Aumento da penalidade adulta
* Por
Frei Betto
"O problema do
menor é o maior", já alertava o filósofo Carlito Maia. Somos todos frutos
da (des)educação que recebemos.
Vivi dois anos entre
presos comuns. Conheci suas trágicas histórias de vida. Também eu e você
seríamos perigosos bandidos se tivéssemos sido criados em uma
"família" cujo pai, desempregado e bêbado, surrava mulher e filhos e,
para se sustentar, os impedia de ir à escola e os induzia a praticar furtos.
Reduzir a maioridade
penal é lavar as mãos, como Pilatos, diante do descaso para com as nossas
crianças e adolescentes. É não reconhecer que elas ingressam no crime porque a
sociedade não lhes assegura direitos fundamentais, como educação de qualidade.
O Brasil tem, hoje,
quase 4 milhões de crianças e adolescentes, de 4 a 17 anos, fora da escola. As
creches são raras e caras. Na campanha presidencial de 2010, Dilma prometeu 6
mil creches e pré-escolas, para crianças de zero a 5 anos, até 2014. O MEC
admite que apenas 1/3 da meta foi cumprida.
Por que, em vez de
reduzir a maioridade penal, não se aumenta a oferta de educação de qualidade
gratuita e em tempo integral? Educação é direito do cidadão e dever do Estado.
Em países com plena escolaridade a criminalidade precoce é residual.
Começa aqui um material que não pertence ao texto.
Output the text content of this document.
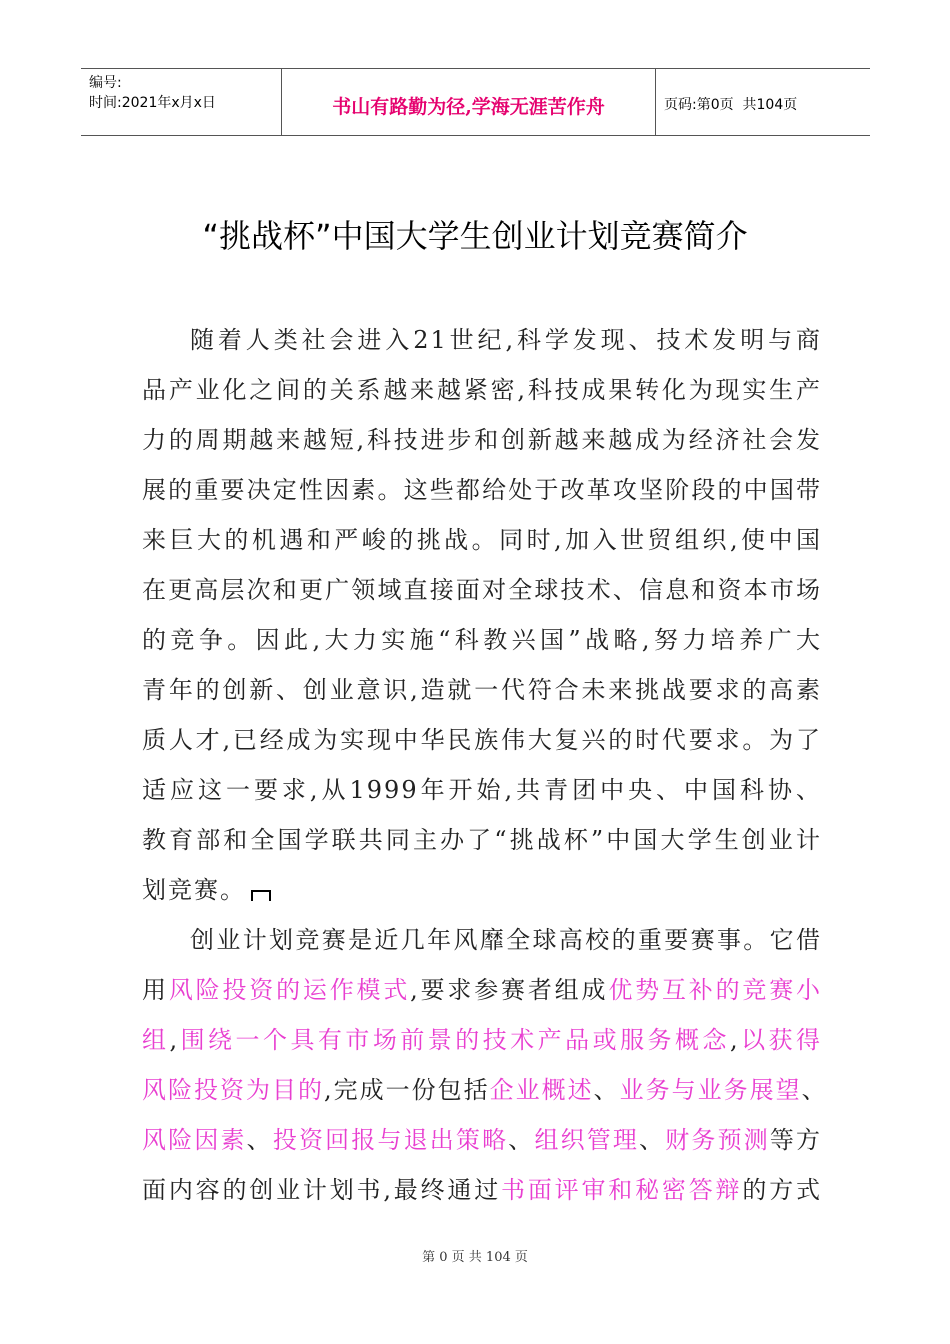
编号:
时间:2021年x月x日	书山有路勤为径,学海无涯苦作舟	页码:第0页  共104页
“挑战杯”中国大学生创业计划竞赛简介
随着人类社会进入21世纪,科学发现、技术发明与商
品产业化之间的关系越来越紧密,科技成果转化为现实生产
力的周期越来越短,科技进步和创新越来越成为经济社会发
展的重要决定性因素。这些都给处于改革攻坚阶段的中国带
来巨大的机遇和严峻的挑战。同时,加入世贸组织,使中国
在更高层次和更广领域直接面对全球技术、信息和资本市场
的竞争。因此,大力实施“科教兴国”战略,努力培养广大
青年的创新、创业意识,造就一代符合未来挑战要求的高素
质人才,已经成为实现中华民族伟大复兴的时代要求。为了
适应这一要求,从1999年开始,共青团中央、中国科协、
教育部和全国学联共同主办了“挑战杯”中国大学生创业计
划竞赛。
创业计划竞赛是近几年风靡全球高校的重要赛事。它借
用风险投资的运作模式,要求参赛者组成优势互补的竞赛小
组,围绕一个具有市场前景的技术产品或服务概念,以获得
风险投资为目的,完成一份包括企业概述、业务与业务展望、
风险因素、投资回报与退出策略、组织管理、财务预测等方
面内容的创业计划书,最终通过书面评审和秘密答辩的方式
第 0 页 共 104 页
E quando
existe não se culpabiliza a criança, e sim a sociedade, que é responsável por
educá-la e oferecer-lhe um futuro promissor.
Em 2006, o Brasil se
comprometeu, na OIT (Organização Internacional do Trabalho), a erradicar, até o
fim de 2015, as 89 "piores formas de trabalho infantil". A meta não
será cumprida, já admitiu o governo. Embora nos últimos doze anos tenha sido de
58,1% a redução do trabalho infantil, ainda há 3,2 milhões de crianças e
jovens, de 5 a 17 anos, no mercado de trabalho.
O trabalho infantil
fere a Constituição e o Estatuto da Criança e do Adolescente. No entanto, quem
o utiliza não incorre em nenhum crime. Exploração do trabalho infantil não
existe no Código Penal Brasileiro. Dos 715 mil presos que lotam nossas cadeias,
nenhum se encontra ali por explorar crianças e adolescentes.
O projeto para mudar
tal anomalia trafega lentamente no Congresso. Há parlamentares que defendem,
abertamente, ser preferível uma criança "trabalhando que roubando".
Ou seja, o adulto empregador pode, impunemente, explorar mão de obra infantil.
Mas se a criança furtar, dá-lhe cadeia e penalidade severa. Charles Dickens
deve estar se revirando no túmulo!
Enquanto adultos
tentam se eximir de suas responsabilidades e propõem reduzir a maioridade
penal, sem enfrentar as causas da criminalidade infantil e da miséria, em
Itaguaí (RJ) crianças de 9 a 13 anos chegam a ganhar R$ 1 mil por semana do
narcotráfico para servirem de olheiros em bocas de fumo, vapores (vender
pequenas quantidades de drogas) e monitorar o acesso aos pontos de venda.
Não basta
"pacificar", com repressão policial, áreas dominadas por traficantes.
É preciso introduzir ali escolas, praças de esportes, salas de arte, cursos
profissionalizantes, aulas de teatro, música e dança. Enfim, educação.
* Frei Betto é escritor, autor de “O
que a vida me ensinou” (Saraiva), entre outros livros.